A puck of mass 0.03 kg slides across rough ice, experiencing a frictional force of 0.2 N. If it was moving at 36 m/s when I hit the ice patch,
A) How long did it take to stop?
B) What was the length of the ice patch?
I know I have initial velocity, mass and final velocity of 0. How do I find time? Is it considered uniform motion?
Since F=ma, the 0.2N friction causes a deceleration of .2/.03 = 1.67 m/s^2
so, its speed and position are described by
v = 36 - 1.67t
s = 36t - 0.83 t^2
You can find t when v=0 (stopped) and use that value to find the stopping position.
Not uniform motion, but uniform acceleration.
To find the time it takes for the puck to stop, we can use the equation of motion:
Final velocity (v) = Initial velocity (u) + (acceleration x time)
In this case, the acceleration is due to the frictional force, and since the puck is coming to a stop, the final velocity is 0 m/s.
A) How long did it take to stop?
We can rearrange the equation to solve for time:
0 = 36 m/s + (-0.2 N / 0.03 kg) x t
Simplifying,
0 = 36 m/s - (6.66 m/s^2) x t
Rearranging again,
(6.66 m/s^2) x t = 36 m/s
Dividing both sides by 6.66 m/s^2,
t = 36 m/s / 6.66 m/s^2
t ≈ 5.41 s
Therefore, it takes approximately 5.41 seconds for the puck to stop.
B) What was the length of the ice patch?
To find the length of the ice patch, we can use the equation of motion:
Final velocity^2 = Initial velocity^2 + 2 x acceleration x displacement
Since the final velocity is 0 m/s and the initial velocity is 36 m/s, the equation becomes:
0 = (36 m/s)^2 + 2 x (-0.2 N / 0.03 kg) x displacement
Simplifying,
0 = 1296 m^2/s^2 - (13.33 m/s^2) x displacement
Rearranging,
(13.33 m/s^2) x displacement = 1296 m^2/s^2
Dividing both sides by 13.33 m/s^2,
displacement = 1296 m^2/s^2 / 13.33 m/s^2
displacement ≈ 97.27 m
Therefore, the length of the ice patch is approximately 97.27 meters.
To find the time it takes for the puck to stop, you can use the equation of motion:
v = u + at
where:
v is the final velocity,
u is the initial velocity,
a is the acceleration, and
t is the time.
In this case, the initial velocity (u) is 36 m/s, the final velocity (v) is 0 m/s since the puck stops, and the acceleration (a) can be determined using Newton's second law:
F = ma
where F is the frictional force acting on the puck and m is the mass of the puck.

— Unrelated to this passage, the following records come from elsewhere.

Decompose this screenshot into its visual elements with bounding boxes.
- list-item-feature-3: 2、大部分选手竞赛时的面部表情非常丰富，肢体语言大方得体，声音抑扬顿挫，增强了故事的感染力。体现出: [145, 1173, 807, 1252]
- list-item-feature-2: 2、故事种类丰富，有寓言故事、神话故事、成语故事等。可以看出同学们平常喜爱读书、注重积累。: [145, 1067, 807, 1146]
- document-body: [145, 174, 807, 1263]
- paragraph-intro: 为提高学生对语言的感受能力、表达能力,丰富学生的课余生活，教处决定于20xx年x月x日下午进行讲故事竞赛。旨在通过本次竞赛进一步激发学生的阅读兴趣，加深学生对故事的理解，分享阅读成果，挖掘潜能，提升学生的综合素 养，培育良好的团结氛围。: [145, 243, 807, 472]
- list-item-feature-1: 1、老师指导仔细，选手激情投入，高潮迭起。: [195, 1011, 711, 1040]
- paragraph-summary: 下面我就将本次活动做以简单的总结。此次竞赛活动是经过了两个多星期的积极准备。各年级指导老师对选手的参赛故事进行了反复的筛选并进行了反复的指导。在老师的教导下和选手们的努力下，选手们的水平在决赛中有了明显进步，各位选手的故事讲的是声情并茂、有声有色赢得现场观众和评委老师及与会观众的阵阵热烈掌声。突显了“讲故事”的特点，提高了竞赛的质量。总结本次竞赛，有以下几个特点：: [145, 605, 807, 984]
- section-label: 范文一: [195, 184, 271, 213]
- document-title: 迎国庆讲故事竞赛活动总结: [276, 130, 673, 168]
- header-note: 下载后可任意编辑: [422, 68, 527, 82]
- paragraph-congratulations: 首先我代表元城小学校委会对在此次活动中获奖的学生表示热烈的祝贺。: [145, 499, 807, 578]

The equation can be rearranged to solve for acceleration (a):
a = F/m
Substituting the given values, we have:
a = 0.2 N / 0.03 kg
= 6.67 m/s²
Now, substituting the known values of u, v, and a into the equation of motion, we can solve for time (t):
0 = 36 m/s + (-6.67 m/s²) * t
Simplifying the equation:
-36 m/s = -6.67 m/s² * t
Dividing both sides by -6.67 m/s²:
t = 36 m/s / 6.67 m/s²
= 5.4 seconds
Therefore, it takes approximately 5.4 seconds for the puck to stop.

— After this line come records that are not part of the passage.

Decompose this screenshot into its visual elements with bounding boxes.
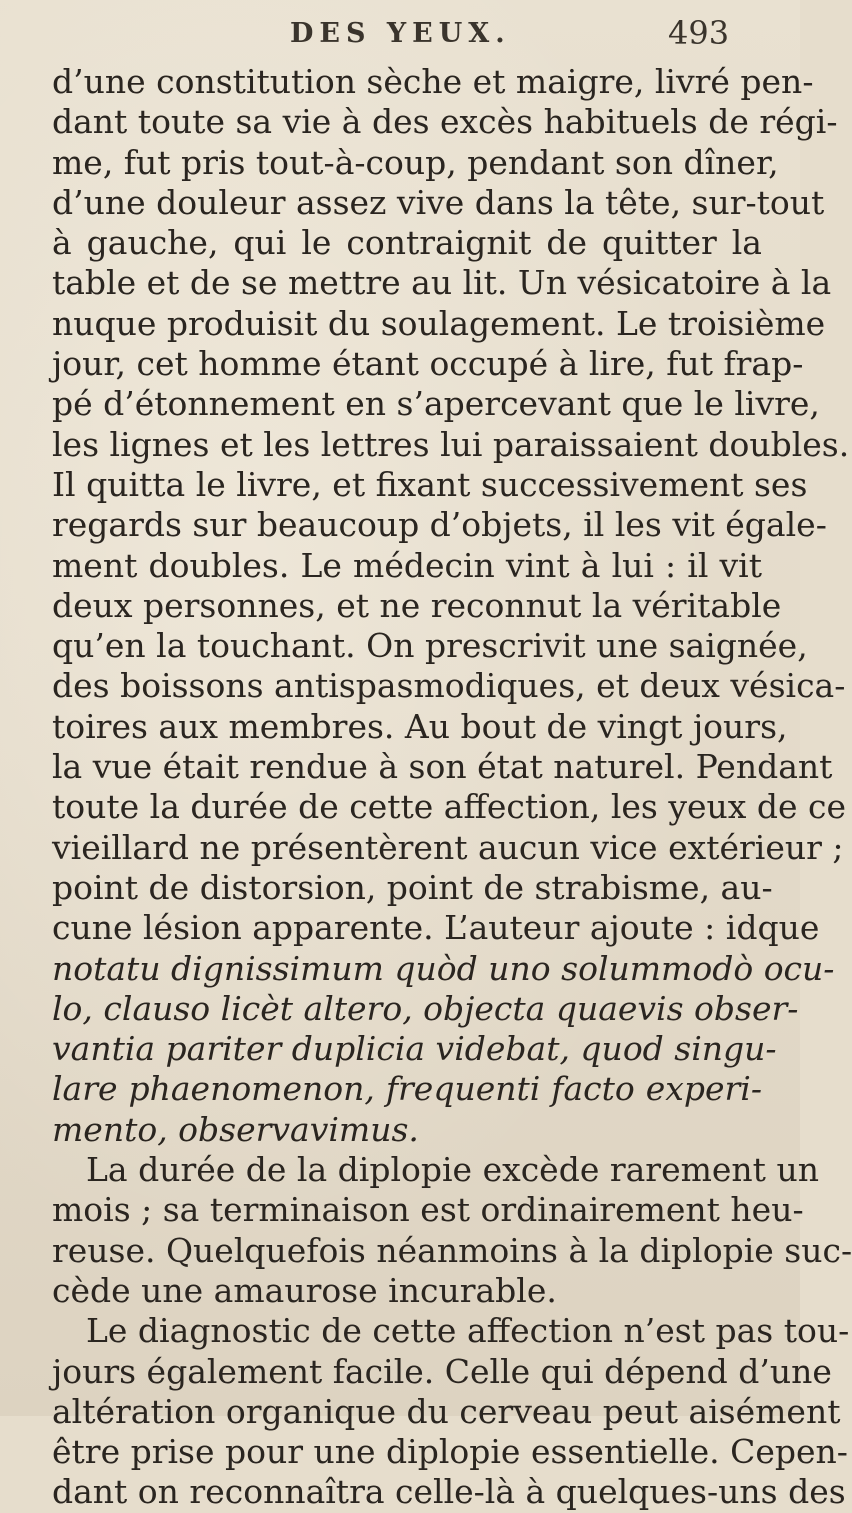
- latin-quote-line: notatu dignissimum quòd uno solummodò ocu-: [52, 948, 835, 988]
- text-line: jours également facile. Celle qui dépend d’une: [52, 1351, 832, 1391]
- text-line: être prise pour une diplopie essentielle. Cepen-: [52, 1432, 848, 1472]
- latin-quote-line: mento, observavimus.: [52, 1109, 419, 1149]
- running-head: [0, 14, 800, 54]
- text-line: altération organique du cerveau peut aisément: [52, 1391, 841, 1431]
- text-line: d’une douleur assez vive dans la tête, sur-tout: [52, 182, 825, 222]
- text-line: nuque produisit du soulagement. Le troisième: [52, 303, 826, 343]
- text-line: à gauche, qui le contraignit de quitter la: [52, 223, 762, 263]
- text-line: regards sur beaucoup d’objets, il les vit égale-: [52, 505, 827, 545]
- page-number: 493: [668, 14, 730, 52]
- text-line: Il quitta le livre, et fixant successivement ses: [52, 464, 808, 504]
- body-text: [52, 62, 852, 1513]
- text-line: dant on reconnaîtra celle-là à quelques-uns des: [52, 1472, 846, 1512]
- text-line: des boissons antispasmodiques, et deux vésica-: [52, 666, 846, 706]
- text-line: reuse. Quelquefois néanmoins à la diplopie suc-: [52, 1230, 852, 1270]
- text-line: jour, cet homme étant occupé à lire, fut frap-: [52, 344, 804, 384]
- text-line: la vue était rendue à son état naturel. Pendant: [52, 747, 833, 787]
- text-line: mois ; sa terminaison est ordinairement heu-: [52, 1190, 804, 1230]
- latin-quote-line: vantia pariter duplicia videbat, quod singu-: [52, 1029, 777, 1069]
- text-line: vieillard ne présentèrent aucun vice extérieur ;: [52, 827, 844, 867]
- text-line: toute la durée de cette affection, les yeux de ce: [52, 787, 847, 827]
- running-head-title: DES YEUX.: [290, 18, 511, 49]
- paragraph-start-line: Le diagnostic de cette affection n’est pas tou-: [86, 1311, 850, 1351]
- text-line: cune lésion apparente. L’auteur ajoute : idque: [52, 908, 820, 948]
- text-line: d’une constitution sèche et maigre, livré pen-: [52, 62, 814, 101]
- paragraph-start-line: La durée de la diplopie excède rarement un: [86, 1150, 819, 1190]
- text-line: toires aux membres. Au bout de vingt jours,: [52, 706, 788, 746]
- text-line: les lignes et les lettres lui paraissaient doubles.: [52, 424, 850, 464]
- text-line: ment doubles. Le médecin vint à lui : il vit: [52, 545, 762, 585]
- text-line: point de distorsion, point de strabisme, au-: [52, 867, 773, 907]
- text-line: me, fut pris tout-à-coup, pendant son dîner,: [52, 142, 779, 182]
- text-line: cède une amaurose incurable.: [52, 1270, 557, 1310]
- text-line: qu’en la touchant. On prescrivit une saignée,: [52, 626, 808, 666]
- text-line: dant toute sa vie à des excès habituels de régi-: [52, 102, 838, 142]
- text-line: pé d’étonnement en s’apercevant que le livre,: [52, 384, 820, 424]
- latin-quote-line: lare phaenomenon, frequenti facto experi-: [52, 1069, 762, 1109]
- text-line: table et de se mettre au lit. Un vésicatoire à la: [52, 263, 832, 303]
- text-line: deux personnes, et ne reconnut la véritable: [52, 585, 782, 625]
- latin-quote-line: lo, clauso licèt altero, objecta quaevis obser-: [52, 988, 799, 1028]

For part B) - determining the length of the ice patch:
You can use the equation of motion to determine the distance traveled by the puck during this time:
s = ut + 0.5at²
where:
s is the distance traveled,
u is the initial velocity,
t is the time, and
a is the acceleration (which we found to be -6.67 m/s²).
Since the puck starts at rest (u = 0), the equation simplifies to:
s = 0.5at²
Plugging in the values for a and t:
s = 0.5 * (-6.67 m/s²) * (5.4 seconds)²
Calculating the answer:
s ≈ 81.72 meters
Therefore, the length of the ice patch is approximately 81.72 meters.